In a recent blog post, the issue that working from home is good in theory but less viable in practice was addressed because, for many, their office, IT, bandwidth, connection speeds and ‘desks’ are far superior in the office than their working from home options. Companies, such as Twitter and BT, are allowing employees to work from home permanently and Mark Zuckerberg believes that within 10 years, 50% of Facebook’s employees will work from home. What do they all have in common? Rather than expecting their employees to fund their own IT and workspace requirements, they are providing them with the correct equipment to do their jobs just as – potentially even more so – productively remotely.

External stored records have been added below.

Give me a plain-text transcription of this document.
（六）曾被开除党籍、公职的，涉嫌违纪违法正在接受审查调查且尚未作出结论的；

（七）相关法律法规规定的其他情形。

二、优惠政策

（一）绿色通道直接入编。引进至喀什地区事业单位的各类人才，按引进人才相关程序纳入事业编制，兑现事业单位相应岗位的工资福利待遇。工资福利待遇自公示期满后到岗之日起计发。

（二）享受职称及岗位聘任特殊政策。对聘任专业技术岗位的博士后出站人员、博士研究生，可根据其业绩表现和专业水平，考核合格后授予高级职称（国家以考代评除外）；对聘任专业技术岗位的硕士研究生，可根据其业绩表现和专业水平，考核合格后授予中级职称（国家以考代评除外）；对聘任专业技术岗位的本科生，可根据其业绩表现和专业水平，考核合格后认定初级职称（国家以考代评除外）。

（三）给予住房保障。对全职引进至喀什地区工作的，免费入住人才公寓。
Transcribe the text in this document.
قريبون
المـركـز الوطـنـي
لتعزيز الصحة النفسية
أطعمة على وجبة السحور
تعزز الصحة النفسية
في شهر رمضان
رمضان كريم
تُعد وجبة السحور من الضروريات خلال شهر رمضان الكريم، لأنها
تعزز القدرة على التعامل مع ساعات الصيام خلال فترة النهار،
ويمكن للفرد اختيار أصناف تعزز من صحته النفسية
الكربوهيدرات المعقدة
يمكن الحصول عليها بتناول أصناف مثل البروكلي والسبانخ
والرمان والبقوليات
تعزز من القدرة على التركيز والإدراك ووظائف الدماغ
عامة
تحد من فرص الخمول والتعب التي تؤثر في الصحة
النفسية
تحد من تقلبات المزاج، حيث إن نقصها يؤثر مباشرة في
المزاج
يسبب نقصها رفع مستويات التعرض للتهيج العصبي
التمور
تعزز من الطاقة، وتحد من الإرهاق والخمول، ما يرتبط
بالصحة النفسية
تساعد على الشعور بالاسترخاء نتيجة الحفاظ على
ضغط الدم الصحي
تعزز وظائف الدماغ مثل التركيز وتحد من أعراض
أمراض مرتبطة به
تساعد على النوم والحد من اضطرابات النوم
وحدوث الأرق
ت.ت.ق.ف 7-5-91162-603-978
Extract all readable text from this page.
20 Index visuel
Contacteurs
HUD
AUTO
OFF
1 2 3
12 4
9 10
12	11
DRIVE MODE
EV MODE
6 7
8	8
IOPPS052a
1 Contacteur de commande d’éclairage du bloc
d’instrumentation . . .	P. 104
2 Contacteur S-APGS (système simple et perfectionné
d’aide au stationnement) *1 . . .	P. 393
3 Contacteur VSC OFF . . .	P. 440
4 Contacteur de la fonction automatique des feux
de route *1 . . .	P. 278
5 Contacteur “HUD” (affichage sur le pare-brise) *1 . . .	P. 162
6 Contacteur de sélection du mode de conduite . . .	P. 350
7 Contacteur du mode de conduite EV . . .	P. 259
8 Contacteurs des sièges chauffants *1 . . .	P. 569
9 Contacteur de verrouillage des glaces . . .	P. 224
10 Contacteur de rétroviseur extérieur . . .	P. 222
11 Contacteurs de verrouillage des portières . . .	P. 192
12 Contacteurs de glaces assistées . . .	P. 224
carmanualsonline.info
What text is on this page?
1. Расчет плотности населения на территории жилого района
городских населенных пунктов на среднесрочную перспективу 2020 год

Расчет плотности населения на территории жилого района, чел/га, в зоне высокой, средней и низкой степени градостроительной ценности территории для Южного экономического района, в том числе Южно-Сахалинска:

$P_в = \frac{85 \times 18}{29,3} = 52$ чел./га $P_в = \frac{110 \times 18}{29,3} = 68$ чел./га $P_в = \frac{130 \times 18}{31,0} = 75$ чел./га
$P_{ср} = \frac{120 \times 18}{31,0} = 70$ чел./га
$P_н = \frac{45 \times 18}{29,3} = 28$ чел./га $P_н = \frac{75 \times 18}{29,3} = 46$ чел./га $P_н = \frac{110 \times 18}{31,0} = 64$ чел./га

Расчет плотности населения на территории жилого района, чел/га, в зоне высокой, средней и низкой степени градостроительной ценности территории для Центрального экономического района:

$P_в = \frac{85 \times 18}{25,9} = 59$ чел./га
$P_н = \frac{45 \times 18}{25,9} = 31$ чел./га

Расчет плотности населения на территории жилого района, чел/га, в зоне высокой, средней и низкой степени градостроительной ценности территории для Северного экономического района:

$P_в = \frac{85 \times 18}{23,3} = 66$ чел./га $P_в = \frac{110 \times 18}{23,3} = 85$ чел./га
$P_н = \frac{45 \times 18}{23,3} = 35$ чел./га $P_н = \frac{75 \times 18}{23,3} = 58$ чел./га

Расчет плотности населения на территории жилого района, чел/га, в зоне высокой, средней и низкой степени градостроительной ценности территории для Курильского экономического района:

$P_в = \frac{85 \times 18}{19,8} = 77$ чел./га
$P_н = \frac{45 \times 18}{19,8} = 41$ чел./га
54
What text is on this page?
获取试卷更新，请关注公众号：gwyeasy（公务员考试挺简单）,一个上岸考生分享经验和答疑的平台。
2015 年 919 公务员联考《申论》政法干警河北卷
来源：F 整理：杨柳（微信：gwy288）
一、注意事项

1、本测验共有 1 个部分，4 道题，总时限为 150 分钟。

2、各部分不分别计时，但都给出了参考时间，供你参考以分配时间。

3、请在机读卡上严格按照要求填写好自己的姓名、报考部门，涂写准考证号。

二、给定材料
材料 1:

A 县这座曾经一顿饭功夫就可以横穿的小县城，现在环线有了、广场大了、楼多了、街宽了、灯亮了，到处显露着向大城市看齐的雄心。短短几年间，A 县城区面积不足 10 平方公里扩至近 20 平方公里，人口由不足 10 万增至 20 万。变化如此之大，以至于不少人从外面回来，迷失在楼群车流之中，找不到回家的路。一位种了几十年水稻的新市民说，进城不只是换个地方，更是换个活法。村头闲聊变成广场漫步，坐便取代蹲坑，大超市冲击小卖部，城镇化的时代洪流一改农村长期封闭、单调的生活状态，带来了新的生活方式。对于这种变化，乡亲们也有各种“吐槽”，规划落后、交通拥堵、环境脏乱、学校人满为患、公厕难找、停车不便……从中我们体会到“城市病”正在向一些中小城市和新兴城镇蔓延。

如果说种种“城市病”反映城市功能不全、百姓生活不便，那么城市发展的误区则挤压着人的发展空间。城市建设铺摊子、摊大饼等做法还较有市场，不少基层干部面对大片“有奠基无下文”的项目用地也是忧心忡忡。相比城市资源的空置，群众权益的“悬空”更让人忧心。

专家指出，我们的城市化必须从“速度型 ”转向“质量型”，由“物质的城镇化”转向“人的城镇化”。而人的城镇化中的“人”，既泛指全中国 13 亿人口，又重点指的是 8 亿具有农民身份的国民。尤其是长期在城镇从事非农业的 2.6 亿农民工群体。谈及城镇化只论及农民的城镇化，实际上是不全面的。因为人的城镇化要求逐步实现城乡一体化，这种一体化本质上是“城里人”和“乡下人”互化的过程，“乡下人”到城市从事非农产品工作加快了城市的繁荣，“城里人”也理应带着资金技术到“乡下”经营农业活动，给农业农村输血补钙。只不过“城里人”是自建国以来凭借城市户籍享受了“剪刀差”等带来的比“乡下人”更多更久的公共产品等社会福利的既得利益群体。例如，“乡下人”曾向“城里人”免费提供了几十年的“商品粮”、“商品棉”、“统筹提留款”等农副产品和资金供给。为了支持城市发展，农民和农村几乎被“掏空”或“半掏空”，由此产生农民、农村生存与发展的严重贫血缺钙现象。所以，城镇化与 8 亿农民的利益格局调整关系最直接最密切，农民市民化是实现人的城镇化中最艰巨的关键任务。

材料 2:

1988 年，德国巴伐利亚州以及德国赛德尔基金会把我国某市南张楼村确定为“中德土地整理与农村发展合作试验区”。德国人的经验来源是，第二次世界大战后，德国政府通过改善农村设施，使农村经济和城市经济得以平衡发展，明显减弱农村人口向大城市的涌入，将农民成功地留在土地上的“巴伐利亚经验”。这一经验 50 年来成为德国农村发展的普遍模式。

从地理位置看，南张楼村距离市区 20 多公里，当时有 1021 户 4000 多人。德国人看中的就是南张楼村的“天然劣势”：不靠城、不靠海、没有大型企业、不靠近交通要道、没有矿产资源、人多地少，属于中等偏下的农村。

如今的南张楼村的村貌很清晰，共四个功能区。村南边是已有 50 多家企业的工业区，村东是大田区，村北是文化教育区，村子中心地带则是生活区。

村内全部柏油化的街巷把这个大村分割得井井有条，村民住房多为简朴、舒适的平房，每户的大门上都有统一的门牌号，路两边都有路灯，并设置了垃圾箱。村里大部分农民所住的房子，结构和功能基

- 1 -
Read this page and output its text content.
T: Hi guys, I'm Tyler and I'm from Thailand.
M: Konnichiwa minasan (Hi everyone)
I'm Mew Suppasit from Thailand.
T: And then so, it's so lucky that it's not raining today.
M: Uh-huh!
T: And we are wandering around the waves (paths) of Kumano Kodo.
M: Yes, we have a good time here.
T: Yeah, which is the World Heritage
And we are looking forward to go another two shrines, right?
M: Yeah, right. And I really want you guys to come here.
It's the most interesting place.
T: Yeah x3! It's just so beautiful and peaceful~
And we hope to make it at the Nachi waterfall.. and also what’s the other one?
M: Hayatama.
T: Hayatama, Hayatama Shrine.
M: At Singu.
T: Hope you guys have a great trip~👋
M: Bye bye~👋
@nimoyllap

This is why the phrase ‘new normal’ is a lazy shorthand. Technology will enable organisations to meet their productivity and cost management goals, whilst also helping them meet their employees’ professional and personal expectations. Each organisation will have a unique mix of ‘blended work practices’, enabled by technology and determined by their own culture, philosophy and financial resources.
Developing Resilient Health & Safety Models
The biggest shift in a post COVID-19 workplace will be in the health and safety strategies adopted. How do you protect your workforce from an invisible, highly transferable, contagious virus? Once again, our biggest ally might be technology. Piloting is already well underway on:
- Robot cleaners which spray disinfectant at a consistent rate and speed, as well as having UVC sterilisation lights
- AI to record disinfectant cycles, locations, quality, etc., as well as track and record who entered a building and which spaces they utilised – critical when tracing potential outbreaks
- Heavier filtration systems to reduce the spread of airborne diseases
- Deployment of touch-free technology throughout buildings – from lifts and security access, to coffee machines
- Installation of toxicity level monitors throughout buildings
- Screening gates at entrances and exits, to check the temperature of visitors and employees
But, of course, pandemics evolve. Developments like these might help reduce the threat posed by COVID-19, but will they be sufficient to tackle COVID-21, or COVID-22?
We don’t know, but what we have learnt from 2020 is that we are resilient, can adapt quickly and we must keep up with changes we constantly face.